As it was said in the introduction, the user should not be concerned with technical aspects of data processing. This is -- to a large extent - true for the current version of YODA. To be independent of the experimental setup, the user must, however, provide some ''technical'' information once for each experiment. This will be discussed below.
To access data inside the subevents, YODA uses a user-supplied ASCII file which connects data fields with symbolic names. This file is called the selector database, and must exist in your working directory.
It contains a one-line entry for each distinct data element. Each line
has the following form (lines beginning with # are comment lines
and are ignored):
NAME DATATYPE CONTAINERTYPE C.SUBTYPE SUBEVENTTYPE S.SUBTYPE BYTEOFFSET [DIM]
Each such line is called a selector. (The square brackets around
DIM denote an optional value.)
NAME is a symbolic name chosen by the user, which makes the
data accessible to the user tasks. The data described by the selector
is copied to a variable with the name NAME into the set of
variables for every user task, which has ''linked'' to this selector.
Then, the user task is called and can process the data. After that,
the next containerevent is processed. If another match occurs, the
variable is overwritten with the new value, the user task is called
again and so on.
Once a user task chooses to investigate a certain piece of the data
(defined by a single line entry in the selector database), the
incoming containerevents are scanned by the YODA program to match the
indicated combination of containerevent type and subtype and subevent
type and subtype. If one of these fields is not significant for the
selection, it can be chosen to be ignored by specifying a 0
(zero) for the corresponding type or subtype field.
To select e.g. each and every subevent from the incoming datastream, you
would specify a combination of four zeroes for the containerevent-
and subevent- type and -subtype fields. (You would then -- except in
rare cases -- have problems determining DATATYPE as well as
BYTEOFFSET and DIM, see below).
When a subevent with its enclosing containerevent matches the type and
subtype criteria, the data is regarded as DATATYPE, where
DATATYPE can be one of char, uchar, short,
ushort, long, ulong, float or
double. This set corresponds to the standard datatypes of the
''C'' language, with uchar, ushort and ulong
meaning unsigned char, short and long,
respectively.
The last but one field in the line specifies the offset in bytes from the beginning of the selected subevent's data, where the desired data is to be found.

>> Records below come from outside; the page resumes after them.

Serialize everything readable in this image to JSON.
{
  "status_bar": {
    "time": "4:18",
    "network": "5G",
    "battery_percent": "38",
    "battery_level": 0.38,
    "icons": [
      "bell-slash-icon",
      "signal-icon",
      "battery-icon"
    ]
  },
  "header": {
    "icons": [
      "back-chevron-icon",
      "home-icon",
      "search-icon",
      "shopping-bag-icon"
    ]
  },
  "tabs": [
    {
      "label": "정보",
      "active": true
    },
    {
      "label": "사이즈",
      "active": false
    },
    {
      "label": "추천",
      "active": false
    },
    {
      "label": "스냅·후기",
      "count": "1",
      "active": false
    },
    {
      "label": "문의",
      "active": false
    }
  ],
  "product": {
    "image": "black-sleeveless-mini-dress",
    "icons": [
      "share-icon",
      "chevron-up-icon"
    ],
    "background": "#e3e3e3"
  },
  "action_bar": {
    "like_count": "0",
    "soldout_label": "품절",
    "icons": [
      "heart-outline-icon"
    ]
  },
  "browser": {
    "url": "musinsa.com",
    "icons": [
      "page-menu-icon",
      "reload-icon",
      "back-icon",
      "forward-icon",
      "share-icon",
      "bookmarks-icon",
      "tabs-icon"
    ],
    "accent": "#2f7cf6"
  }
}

This provides a means for skipping unwanted data inside a subevent, or addressing heterogeneously structured data.
The last field (DIM) determines the number of elements (all of type
DATATYPE, see above), which is to be selected from the
subevent's data field. This implies, that NAME is to be used as
an array (a vector) inside the user tasks. This feature is used to
address homogeneously structured data, e.g. a set of ADC values
belonging to subsequent channels, which will all be processed in the
same way.
If the last field is (DIM) is omitted, NAME is used as a
''simple'' variable inside the user tasks.
Your front-end readout routine (or your simulation package, whoever produced the data) determines which types and subtypes actually occur in YODA's input datastream. Look at e.g. your readout routine to see which types and subtypes are employed to label the containerevents and build your selector database accordingly. (Probably, this is already done for you. Ask your local expert).
If you have no idea which types/subtypes are actually used, you can
use an event dumping program like e.g. the server program. This
program is used for the setup at the ISKP to swap the rawdata into the
correct byteorder. It can also be used to dump the events as they are
processed.
If the data is e.g. coming from a tape devnrmt0h/ in tar
format, you would enter:
server -t /dev/nrmt0h -v | more
This will provide you with a full dump of the rawdata events, listing all type and subtype information.
If you have no idea what the data means, you're in trouble anyway. You then have almost no chance to do suitable analysis with it. (This situation is about to be improved. Some efforts are going on to make the data format somehow ''self-documenting'', so the user does not even know about types and subtypes. Instead, they are chosen automatically by the front-end data producing program (e.g. the data acquisition) and hidden inside special ''info''-containerevent.)